Un entraîneur de DN désireux de rester anonyme nous a contacté pour témoigner : ce qu’il voit et lit sur les réseaux sociaux lui prouve que «les joueurs n’ont rien compris à la crise que l’on traverse».
«Ne me citez pas.» Au bout du fil, un homme en colère, qui avait déjà pris la peine, quelques heures plus tôt, d’expédier un mail en forme de courrier des lecteurs version non corporatiste. Ce technicien luxembourgeois, confiné comme beaucoup, venait d’en prendre pour un gros mois de réseaux sociaux en pleine tronche et n’en pouvait plus : «Je n’en finis plus de voir des choses qui me dérangent sur Facebook, Twitter… On n’arrête plus de parler de solidarité nécessaire dans le football et moi, je ne fais que croiser des joueurs qui, sur les réseaux, crachent sur leurs clubs, jurent qu’ils vont partir, tout ça parce que leurs dirigeants n’arrivent plus à les payer. Je n’ai même pas eu besoin de les chercher. Ils ne se cachent pas. Je trouve ça tout simplement dégueulasse.»
C’est drôle ça parce qu’assez récemment, nous avions rencontré des sponsors (l’hôtel-restaurant Gulliver, qui soutient notamment Differdange et l’Immobilière Abby Toussaint, qui subventionne elle le FC Wiltz) en manque de trésorerie pour continuer à aider comme ils le souhaiteraient les clubs de leur choix. Mais ils y voyaient une chance, affirmant même (naïvement ?) que cela rééquilibrerait forcément le rapport de forces dans les négociations.
Quelques jours plus tôt, certains clubs avaient même contacté le Progrès pour avouer aux dirigeants niederkornois à quel point cet aveu de politique managériale de la décroissance leur faisait du bien.

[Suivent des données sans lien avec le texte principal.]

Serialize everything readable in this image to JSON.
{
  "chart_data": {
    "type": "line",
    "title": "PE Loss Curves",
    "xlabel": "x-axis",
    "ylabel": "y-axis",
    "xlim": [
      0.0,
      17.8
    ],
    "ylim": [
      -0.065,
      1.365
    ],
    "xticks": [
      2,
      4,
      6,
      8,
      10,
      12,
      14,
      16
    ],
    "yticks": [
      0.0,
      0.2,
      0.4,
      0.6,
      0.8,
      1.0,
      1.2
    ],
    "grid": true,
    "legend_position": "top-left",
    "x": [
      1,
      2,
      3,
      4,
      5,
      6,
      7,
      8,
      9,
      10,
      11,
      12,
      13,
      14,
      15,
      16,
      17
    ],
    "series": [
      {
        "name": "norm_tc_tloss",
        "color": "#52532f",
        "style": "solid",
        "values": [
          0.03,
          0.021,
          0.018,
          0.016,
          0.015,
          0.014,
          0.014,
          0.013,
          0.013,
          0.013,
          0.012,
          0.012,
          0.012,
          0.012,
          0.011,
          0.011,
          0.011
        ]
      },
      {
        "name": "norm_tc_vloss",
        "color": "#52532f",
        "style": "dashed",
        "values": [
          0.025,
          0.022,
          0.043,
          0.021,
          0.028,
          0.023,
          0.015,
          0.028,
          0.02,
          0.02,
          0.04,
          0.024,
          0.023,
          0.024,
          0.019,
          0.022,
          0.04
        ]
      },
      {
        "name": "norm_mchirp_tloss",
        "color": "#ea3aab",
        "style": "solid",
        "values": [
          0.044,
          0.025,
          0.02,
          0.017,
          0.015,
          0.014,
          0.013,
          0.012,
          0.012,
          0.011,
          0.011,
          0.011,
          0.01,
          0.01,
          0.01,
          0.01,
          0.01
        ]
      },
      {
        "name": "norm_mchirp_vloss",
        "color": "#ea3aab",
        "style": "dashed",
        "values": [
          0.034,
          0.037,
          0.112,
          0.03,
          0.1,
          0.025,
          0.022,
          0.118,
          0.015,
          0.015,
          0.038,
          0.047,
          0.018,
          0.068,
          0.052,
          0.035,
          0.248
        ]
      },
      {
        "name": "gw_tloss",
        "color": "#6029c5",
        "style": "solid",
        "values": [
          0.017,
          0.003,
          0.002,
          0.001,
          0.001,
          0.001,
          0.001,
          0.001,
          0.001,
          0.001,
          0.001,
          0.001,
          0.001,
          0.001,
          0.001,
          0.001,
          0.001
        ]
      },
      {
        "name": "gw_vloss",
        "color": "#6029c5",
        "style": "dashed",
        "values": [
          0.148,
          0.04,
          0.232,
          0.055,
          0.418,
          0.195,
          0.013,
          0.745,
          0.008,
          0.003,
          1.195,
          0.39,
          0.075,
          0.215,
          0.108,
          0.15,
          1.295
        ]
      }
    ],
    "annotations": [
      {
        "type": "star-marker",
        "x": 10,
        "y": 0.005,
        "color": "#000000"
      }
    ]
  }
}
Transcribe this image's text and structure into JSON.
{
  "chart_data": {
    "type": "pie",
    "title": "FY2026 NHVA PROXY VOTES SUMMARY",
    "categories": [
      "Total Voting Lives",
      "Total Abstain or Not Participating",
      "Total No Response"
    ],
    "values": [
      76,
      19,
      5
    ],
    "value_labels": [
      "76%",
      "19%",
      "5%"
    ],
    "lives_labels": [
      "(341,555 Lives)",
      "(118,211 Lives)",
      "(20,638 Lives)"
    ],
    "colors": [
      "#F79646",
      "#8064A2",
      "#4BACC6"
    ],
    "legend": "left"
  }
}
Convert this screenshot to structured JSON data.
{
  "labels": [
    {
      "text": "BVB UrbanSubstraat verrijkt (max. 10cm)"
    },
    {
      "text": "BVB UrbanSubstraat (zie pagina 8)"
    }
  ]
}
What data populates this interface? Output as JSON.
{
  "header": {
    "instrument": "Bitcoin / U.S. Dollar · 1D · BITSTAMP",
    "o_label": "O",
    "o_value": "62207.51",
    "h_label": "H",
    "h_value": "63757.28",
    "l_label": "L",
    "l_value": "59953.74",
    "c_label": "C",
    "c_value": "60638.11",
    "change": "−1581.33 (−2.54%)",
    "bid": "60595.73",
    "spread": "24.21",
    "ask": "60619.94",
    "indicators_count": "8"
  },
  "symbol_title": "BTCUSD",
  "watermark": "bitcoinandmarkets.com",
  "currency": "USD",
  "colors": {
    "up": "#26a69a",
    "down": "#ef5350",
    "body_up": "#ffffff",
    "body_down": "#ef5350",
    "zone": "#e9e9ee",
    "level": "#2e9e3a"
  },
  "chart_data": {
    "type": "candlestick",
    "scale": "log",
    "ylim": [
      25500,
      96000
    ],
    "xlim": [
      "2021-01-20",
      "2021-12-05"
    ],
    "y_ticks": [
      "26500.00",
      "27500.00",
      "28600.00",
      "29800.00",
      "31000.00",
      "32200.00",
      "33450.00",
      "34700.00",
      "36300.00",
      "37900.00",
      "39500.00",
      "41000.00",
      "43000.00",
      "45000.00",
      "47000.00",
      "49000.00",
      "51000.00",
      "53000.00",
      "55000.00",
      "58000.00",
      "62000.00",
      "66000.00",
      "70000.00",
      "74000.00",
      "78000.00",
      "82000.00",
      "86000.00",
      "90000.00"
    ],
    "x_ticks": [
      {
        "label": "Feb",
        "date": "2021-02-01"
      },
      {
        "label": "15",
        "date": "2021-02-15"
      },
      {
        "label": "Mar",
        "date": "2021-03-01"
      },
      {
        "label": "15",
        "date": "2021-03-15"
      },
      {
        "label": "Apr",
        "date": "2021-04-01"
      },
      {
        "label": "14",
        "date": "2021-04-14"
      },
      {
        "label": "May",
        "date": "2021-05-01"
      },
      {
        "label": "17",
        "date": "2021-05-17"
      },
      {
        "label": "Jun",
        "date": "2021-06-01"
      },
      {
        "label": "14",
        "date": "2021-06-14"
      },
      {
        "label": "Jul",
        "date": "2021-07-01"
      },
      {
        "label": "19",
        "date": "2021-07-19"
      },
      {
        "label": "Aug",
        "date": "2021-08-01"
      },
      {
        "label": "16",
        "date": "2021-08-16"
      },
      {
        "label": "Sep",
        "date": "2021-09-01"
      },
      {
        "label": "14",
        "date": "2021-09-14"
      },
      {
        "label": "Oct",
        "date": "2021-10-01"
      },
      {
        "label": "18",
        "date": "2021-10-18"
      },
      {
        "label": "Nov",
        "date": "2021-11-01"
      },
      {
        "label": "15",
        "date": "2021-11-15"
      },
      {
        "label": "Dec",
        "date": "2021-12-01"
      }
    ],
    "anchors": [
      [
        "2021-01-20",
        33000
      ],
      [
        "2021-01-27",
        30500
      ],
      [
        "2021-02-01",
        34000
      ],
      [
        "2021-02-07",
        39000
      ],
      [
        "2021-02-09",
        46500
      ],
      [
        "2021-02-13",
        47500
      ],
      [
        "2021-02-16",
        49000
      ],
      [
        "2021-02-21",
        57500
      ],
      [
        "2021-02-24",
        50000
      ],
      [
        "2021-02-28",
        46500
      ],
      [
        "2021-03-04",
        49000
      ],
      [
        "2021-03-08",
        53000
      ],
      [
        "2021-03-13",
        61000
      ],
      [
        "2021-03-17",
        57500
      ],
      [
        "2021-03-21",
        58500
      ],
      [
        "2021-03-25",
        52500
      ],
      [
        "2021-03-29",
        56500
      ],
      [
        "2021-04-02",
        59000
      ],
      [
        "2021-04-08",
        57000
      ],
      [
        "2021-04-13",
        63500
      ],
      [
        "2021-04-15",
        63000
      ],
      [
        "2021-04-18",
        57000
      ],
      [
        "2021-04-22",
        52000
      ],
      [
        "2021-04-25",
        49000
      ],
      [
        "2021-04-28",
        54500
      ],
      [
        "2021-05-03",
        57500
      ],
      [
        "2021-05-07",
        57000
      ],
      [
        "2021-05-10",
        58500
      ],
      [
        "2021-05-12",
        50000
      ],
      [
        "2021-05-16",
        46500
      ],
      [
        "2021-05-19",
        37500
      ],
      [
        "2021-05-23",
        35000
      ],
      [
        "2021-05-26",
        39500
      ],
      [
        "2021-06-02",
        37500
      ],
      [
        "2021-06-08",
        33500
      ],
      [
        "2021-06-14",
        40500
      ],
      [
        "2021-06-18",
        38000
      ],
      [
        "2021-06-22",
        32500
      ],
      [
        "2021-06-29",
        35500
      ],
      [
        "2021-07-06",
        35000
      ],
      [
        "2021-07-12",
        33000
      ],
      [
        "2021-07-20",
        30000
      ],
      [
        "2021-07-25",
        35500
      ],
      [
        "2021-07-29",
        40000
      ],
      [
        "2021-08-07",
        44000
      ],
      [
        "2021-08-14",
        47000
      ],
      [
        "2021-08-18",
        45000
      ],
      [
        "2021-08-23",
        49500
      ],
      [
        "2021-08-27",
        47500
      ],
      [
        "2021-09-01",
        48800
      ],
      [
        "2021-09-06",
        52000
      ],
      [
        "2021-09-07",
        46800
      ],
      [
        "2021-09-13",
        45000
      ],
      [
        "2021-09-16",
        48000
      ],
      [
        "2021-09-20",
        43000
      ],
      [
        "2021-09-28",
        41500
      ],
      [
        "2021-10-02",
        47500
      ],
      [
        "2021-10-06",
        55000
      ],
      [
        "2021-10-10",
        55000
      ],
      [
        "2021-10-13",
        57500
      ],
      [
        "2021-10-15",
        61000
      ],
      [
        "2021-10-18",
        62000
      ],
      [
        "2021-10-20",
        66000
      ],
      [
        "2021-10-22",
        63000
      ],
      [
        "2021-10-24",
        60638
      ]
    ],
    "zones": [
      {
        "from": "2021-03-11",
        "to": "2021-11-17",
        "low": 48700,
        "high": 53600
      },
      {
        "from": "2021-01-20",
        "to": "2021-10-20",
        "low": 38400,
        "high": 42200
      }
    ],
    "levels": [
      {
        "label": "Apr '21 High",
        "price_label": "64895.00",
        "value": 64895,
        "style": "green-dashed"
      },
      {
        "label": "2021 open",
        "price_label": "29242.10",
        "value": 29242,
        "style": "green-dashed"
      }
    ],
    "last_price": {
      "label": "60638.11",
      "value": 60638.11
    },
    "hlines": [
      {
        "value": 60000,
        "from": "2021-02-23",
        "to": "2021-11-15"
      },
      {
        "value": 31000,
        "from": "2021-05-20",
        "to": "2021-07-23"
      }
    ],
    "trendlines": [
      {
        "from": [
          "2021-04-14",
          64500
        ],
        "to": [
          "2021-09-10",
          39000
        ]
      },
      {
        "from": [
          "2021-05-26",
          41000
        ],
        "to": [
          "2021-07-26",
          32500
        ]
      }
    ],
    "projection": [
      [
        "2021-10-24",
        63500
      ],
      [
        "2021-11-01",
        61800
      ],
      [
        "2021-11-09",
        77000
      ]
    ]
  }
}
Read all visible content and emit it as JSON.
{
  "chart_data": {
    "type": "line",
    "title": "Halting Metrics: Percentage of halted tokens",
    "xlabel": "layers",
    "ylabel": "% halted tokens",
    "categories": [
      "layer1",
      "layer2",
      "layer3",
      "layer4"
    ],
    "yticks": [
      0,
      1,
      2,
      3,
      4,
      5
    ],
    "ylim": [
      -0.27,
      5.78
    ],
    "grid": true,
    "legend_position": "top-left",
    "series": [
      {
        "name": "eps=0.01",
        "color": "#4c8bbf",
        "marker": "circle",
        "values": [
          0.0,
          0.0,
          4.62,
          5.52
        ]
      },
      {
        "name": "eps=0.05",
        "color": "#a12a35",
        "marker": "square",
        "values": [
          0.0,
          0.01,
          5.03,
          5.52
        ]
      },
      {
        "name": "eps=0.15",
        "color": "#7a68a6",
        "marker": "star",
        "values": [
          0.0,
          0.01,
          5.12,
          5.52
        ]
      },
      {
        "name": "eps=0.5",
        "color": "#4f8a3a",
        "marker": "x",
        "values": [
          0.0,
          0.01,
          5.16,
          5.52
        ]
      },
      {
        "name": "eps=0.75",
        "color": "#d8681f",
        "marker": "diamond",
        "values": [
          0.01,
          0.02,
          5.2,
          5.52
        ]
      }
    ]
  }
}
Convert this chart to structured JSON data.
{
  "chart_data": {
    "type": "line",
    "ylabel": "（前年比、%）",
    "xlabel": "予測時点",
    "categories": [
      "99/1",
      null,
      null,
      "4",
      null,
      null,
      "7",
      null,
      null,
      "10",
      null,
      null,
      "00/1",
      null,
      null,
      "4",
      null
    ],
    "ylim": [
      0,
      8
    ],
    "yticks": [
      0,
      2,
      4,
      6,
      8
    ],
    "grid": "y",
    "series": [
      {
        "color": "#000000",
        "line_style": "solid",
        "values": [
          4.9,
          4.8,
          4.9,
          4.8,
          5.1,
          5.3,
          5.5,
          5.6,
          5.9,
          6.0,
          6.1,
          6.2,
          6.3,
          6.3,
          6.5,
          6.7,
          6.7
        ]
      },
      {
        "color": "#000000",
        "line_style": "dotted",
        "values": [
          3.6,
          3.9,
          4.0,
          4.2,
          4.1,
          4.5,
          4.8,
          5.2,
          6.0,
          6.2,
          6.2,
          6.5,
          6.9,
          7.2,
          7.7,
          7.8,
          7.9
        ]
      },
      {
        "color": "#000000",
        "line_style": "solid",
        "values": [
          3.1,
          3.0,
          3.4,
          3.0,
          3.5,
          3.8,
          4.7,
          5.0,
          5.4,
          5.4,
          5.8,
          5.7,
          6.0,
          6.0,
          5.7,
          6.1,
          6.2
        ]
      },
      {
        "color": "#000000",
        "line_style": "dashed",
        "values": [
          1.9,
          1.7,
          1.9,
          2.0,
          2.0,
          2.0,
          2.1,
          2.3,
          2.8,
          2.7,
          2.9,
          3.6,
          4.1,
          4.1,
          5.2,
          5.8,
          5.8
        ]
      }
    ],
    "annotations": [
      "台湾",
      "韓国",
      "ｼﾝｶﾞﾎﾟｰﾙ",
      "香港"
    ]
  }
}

Pour eux, c’était clair, cela les aiderait que l’une des adresses financièrement les plus stables du pays ait avoué dans les médias qu’elle comptait revoir à la baisse tous les contrats de leurs joueurs (ce que Niederkorn est d’ailleurs parvenu à faire). Des fois qu’il faille encore faire comprendre à certains joueurs que la source se tarit…
« On continue sur la loi du plus fort »
«C’est l’exemple de ce qui va dans le bon sens, embraye notre coach écœuré. Mais j’en vois encore beaucoup qui annoncent être prêts à partir pour un contrat un tout petit peu supérieur à ce qu’ils ont actuellement. Bon sang, pour une fois que c’est ton club qui a besoin de toi financièrement et pas l’inverse… Voilà, c’est ça notre réalité : en plein coronavirus, il y a plein de joueurs qui cherchent encore à aller là où il y a plus d’argent plutôt que de chercher à aider leur club. Et attention, dans ceux que j’ai croisés, il n’y a pas que des étrangers hein ! Il y a aussi beaucoup de Luxembourgeois et même des capitaines d’équipe, carrément. Et en plus, ils t’appellent pour prendre ouvertement des renseignements, écrivent pour demander des conseils. Lamentable. Là tu vois que…»
Que les choses ne sont pas parties pour changer ? C’est sans doute qu’au milieu du marasme généralisé, quelques clubs ont encore suffisamment de moyens pour que la bulle spéculative n’éclate pas encore pour de bon. «Oui, il semblerait bien que le RFCU et le Swift comptent en profiter à fond. On continue sur la loi du plus fort», admet notre entraîneur. «Et puis certains clubs communiquent très mal sur leurs intentions, voire continuent de payer certains joueurs et pas d’autres. Ou leur coach mais pas les joueurs, ça n’aide pas. Seulement vous pouvez déjà prévoir un sondage pour l’automne : regardez tous ceux qui ont quitté leur club. Je pense qu’il y en aura au moins la moitié, vous n’avez pas besoin de vous demander pourquoi.»
Bref, dans le monde d’après du foot luxembourgeois, selon lui, les choses ne changent pas tant que ça. Ras-le-bol, mode d’emploi.